My friend Emily has three amazingly well-behaved children. They put their toys away when she tells them to, go to bed without a fuss, and even settle their own disputes. I actually witnessed her 3-year-old son calmly ask for a truck back from a friend who had yanked it out of his hands.
Emily admits that her children have their moments—"They are kids, after all!"—but says that real discipline challenges are few and far between. "What's your secret?" I once asked, hoping she could impart some much-needed wisdom. "Threatening them with punishment? Giving them time-outs? Bribing them with Oreos?" Emily shook her head. "Nothing like that," she told me. "If I've done anything right, it's that I've made it clear from the get-go what I expect from them. Now, all I have to do is shoot them a look, and they know to discipline themselves."
It may sound too good to be true, but experts agree that Emily has the right idea about teaching kids to behave. "When you make your expectations clear from the time your children are toddlers, they internalize those expectations and begin to expect the same thing from themselves," says Sharon K. Hall, Ph.D., author of Raising Kids in the 21st Century. In other words, since kids are naturally inclined to want to please their parents, they'll try to behave in the way that you've taught them to. In fact, experts say that kids as young as 18 months are empathetic and responsive to their parents' expectations.
Even better news: Teaching self-discipline to a young child isn't as daunting as it sounds. "If you focus on the essentials starting at around age 2, your child will catch on faster, resist less, and ultimately behave better," says Robert Brooks, PhD, coauthor of Raising a Self-Disciplined Child. These four essentials will help you raise a kid who can keep her own behavior in check.
Kids who believe they can do anything they feel like doing, and get whatever they want, tend to be the ones who act out by whining or throwing a tantrum when their demands aren't met. "Children who understand that there are well-defined boundaries learn how to self-regulate and to respect limits," says Hal Runkel, family therapist and author of ScreamFree Parenting.
One of the major reasons children behave badly is because they feel frustrated and powerless. "When you give children the tools they need to figure things out on their own, they will behave better because they'll be better equipped to take care of themselves and won't come screaming to you or act out every time they encounter a challenge," says Dr. Brooks.

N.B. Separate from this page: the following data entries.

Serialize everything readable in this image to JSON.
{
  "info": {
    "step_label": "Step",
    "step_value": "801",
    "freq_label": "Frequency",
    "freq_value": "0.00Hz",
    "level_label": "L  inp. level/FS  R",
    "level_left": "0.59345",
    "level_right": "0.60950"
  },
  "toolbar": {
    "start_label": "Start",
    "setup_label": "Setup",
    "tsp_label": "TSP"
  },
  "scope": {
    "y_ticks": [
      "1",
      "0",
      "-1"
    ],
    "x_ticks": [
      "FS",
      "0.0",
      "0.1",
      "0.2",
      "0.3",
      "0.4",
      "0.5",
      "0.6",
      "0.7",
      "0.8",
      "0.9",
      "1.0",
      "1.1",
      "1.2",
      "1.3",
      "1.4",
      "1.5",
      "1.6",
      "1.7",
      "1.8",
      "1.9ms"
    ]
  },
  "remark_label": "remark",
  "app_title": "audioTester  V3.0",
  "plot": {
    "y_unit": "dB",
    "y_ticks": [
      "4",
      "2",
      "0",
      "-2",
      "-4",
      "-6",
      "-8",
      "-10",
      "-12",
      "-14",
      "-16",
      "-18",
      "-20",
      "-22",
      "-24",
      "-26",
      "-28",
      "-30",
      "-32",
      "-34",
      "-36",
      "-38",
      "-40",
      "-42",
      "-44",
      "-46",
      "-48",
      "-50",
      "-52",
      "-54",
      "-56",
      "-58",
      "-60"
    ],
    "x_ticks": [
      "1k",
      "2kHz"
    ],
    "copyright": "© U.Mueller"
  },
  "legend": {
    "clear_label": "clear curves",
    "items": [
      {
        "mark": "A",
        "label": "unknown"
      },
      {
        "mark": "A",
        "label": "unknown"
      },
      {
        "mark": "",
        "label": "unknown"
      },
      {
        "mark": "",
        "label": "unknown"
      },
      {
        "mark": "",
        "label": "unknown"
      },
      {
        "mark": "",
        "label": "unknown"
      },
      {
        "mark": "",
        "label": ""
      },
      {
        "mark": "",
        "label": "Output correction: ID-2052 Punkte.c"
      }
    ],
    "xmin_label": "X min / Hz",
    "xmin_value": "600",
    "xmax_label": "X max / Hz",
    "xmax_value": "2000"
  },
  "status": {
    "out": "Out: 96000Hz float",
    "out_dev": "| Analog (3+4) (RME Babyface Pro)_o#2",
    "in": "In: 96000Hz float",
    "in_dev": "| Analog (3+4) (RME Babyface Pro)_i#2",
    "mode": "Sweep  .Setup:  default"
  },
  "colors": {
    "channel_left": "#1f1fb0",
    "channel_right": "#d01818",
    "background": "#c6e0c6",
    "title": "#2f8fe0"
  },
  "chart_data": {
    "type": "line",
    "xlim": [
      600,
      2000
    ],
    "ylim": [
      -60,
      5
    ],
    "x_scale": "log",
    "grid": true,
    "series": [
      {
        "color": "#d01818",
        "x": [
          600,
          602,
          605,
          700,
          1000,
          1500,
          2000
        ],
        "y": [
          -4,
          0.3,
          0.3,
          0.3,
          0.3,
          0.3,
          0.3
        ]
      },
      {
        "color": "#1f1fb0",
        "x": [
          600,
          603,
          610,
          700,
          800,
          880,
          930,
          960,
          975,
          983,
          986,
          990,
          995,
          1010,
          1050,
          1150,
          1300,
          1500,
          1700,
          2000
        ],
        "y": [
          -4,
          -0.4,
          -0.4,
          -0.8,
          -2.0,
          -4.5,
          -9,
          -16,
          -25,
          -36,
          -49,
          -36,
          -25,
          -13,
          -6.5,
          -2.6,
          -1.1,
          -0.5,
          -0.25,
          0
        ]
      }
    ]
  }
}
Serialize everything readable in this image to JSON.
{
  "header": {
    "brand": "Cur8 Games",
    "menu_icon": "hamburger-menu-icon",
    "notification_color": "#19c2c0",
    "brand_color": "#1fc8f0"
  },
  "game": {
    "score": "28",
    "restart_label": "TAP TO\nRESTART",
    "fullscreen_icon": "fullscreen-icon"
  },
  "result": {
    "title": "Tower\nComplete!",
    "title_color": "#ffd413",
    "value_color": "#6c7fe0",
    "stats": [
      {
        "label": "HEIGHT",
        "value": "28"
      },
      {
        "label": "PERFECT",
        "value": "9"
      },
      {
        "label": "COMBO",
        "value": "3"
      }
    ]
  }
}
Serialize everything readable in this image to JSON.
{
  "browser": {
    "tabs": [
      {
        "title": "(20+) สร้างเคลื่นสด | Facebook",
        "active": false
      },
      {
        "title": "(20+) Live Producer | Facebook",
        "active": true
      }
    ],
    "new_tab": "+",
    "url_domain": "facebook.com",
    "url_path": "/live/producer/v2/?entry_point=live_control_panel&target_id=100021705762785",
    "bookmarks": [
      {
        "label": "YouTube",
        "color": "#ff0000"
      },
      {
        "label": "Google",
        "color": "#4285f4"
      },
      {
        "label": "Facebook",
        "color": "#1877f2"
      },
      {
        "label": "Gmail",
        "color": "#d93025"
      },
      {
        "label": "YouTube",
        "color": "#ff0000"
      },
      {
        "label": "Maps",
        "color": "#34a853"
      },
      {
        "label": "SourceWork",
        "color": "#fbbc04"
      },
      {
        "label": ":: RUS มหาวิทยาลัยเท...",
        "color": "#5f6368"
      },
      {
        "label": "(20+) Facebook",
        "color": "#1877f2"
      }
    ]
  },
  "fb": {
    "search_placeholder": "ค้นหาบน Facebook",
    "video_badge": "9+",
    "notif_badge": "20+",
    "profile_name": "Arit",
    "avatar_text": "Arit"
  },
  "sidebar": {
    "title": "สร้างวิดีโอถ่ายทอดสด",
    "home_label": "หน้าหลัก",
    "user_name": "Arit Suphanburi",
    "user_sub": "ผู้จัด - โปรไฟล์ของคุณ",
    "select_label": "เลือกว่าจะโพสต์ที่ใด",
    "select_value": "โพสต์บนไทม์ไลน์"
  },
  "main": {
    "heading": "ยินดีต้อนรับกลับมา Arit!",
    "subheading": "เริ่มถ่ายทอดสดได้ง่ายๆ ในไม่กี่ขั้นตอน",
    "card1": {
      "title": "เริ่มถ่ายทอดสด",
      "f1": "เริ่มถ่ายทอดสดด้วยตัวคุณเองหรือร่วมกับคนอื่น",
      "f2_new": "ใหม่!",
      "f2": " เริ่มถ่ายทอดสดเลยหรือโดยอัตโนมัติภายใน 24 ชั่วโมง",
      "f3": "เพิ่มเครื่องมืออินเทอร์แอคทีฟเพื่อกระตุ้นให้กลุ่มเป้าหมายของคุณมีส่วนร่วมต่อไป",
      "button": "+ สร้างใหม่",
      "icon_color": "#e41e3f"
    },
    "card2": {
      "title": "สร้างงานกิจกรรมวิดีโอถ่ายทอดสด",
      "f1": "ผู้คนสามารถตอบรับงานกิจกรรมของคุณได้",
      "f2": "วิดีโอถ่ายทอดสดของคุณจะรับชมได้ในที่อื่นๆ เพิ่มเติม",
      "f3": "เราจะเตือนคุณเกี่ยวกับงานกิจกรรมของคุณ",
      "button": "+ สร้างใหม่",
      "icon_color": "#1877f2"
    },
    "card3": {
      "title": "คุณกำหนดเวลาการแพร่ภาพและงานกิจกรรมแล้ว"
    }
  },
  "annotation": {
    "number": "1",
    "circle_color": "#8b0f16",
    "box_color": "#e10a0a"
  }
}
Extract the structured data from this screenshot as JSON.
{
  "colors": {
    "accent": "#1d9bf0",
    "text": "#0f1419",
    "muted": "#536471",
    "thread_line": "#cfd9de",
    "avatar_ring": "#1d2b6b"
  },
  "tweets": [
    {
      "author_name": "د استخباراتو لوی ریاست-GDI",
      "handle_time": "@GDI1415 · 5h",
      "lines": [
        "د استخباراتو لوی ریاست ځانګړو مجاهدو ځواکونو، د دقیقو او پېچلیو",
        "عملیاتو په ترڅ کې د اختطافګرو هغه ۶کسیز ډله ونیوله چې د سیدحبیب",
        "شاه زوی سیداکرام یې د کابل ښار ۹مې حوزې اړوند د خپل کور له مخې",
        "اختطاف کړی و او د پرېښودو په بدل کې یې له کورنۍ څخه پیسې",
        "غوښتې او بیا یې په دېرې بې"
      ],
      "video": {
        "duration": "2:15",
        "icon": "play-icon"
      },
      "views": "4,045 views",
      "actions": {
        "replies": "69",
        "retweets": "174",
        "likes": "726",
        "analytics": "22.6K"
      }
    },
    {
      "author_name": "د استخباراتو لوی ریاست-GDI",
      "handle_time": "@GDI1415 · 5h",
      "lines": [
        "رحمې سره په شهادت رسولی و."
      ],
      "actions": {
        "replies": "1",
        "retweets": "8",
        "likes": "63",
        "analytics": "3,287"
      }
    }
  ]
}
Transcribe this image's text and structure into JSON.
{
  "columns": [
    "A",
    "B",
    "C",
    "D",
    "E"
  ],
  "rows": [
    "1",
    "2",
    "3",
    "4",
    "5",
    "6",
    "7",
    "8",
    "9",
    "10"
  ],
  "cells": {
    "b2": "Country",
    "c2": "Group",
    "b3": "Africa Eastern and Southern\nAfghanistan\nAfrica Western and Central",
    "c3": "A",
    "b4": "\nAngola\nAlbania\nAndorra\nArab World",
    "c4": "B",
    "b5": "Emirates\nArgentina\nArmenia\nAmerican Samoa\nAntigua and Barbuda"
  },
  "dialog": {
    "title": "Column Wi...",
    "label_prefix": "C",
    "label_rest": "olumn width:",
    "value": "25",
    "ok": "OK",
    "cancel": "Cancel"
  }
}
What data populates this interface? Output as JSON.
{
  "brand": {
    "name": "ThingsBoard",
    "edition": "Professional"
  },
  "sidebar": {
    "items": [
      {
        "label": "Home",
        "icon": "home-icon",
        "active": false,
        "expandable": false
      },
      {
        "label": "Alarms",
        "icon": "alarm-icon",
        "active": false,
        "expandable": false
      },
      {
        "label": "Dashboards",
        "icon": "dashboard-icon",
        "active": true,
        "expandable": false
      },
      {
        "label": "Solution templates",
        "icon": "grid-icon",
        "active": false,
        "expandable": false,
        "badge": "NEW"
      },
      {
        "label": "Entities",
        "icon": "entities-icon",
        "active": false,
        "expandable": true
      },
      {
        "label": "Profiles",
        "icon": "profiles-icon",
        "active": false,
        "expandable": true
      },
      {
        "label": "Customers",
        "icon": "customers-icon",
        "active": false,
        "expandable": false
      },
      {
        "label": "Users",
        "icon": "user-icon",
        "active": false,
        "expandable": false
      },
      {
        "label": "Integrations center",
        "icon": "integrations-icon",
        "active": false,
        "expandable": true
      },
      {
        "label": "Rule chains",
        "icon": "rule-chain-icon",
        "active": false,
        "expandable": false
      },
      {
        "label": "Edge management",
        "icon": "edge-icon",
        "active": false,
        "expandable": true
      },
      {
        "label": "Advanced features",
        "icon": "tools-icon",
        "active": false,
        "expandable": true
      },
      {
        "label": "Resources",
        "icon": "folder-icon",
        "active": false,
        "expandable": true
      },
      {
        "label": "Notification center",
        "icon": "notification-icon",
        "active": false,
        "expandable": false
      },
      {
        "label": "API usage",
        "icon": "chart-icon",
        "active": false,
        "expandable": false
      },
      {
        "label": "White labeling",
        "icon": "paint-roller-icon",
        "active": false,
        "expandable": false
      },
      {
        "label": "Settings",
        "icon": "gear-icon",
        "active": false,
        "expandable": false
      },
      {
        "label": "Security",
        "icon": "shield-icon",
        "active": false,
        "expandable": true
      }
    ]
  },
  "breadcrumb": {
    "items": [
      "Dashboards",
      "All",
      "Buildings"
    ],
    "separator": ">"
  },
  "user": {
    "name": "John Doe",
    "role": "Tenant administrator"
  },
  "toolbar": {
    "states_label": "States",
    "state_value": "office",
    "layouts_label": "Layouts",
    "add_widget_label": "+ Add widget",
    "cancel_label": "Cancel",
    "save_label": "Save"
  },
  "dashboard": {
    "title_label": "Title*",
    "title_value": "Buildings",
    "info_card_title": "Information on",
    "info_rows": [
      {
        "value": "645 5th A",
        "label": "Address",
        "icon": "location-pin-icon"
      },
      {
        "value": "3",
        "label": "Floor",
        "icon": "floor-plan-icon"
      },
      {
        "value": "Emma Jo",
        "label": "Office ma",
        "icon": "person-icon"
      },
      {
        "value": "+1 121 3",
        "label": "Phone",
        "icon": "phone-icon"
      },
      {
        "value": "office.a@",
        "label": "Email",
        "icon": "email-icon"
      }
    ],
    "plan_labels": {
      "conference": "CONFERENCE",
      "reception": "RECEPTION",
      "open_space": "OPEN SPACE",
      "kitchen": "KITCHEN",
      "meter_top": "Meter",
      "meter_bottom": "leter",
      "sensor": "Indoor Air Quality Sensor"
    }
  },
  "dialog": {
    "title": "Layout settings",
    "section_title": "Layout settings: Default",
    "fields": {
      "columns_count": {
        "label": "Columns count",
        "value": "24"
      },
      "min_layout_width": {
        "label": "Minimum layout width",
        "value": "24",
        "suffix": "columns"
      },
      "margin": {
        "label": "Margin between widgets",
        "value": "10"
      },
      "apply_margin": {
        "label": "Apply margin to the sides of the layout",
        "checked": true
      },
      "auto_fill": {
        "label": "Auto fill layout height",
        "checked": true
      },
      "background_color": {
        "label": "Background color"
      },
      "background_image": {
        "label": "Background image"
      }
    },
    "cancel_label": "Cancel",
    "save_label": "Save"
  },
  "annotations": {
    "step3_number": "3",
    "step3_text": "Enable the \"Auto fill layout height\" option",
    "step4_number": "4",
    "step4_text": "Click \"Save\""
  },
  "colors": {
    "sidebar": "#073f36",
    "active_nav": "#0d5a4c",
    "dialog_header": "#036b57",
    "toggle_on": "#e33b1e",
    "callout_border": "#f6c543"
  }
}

No one likes to wait, especially young kids. "Developmentally and neurologically it's difficult because children survive by letting their needs be known immediately," says Michael Osit, Ed.D., author of Generation Text: Raising Well-Adjusted Kids in the Age of Instant Everything. "That's why it's especially important for parents to start teaching patience in the toddler years. You want your kids to develop tolerance for the feeling of impatience, which is often unpleasant, so they won't misbehave or act impulsively when faced with that feeling in the future.
How many times have you had to referee a blowup because your preschooler took a friend's toy or refused to share with her sister? "Children are born believing that the world revolves around them," says Steven E. Curtis, Ph.D., author of Understanding Your Child's Puzzling Behavior. "So the sooner you help them understand that everybody has feelings and emotions, the less likely they'll be to behave in ways that annoy or hurt other people."
Finally, a word of caution: You aren't going to be able to teach your children to discipline themselves overnight. No doubt there will be times when they misbehave, no matter how hard you've tried to prevent it. "They are kids, after all," as my friend Emily said. But if you continue to focus on these messages, sooner or later the lessons will sink in. As they do, your well-behaved child will need less and less intervention from you.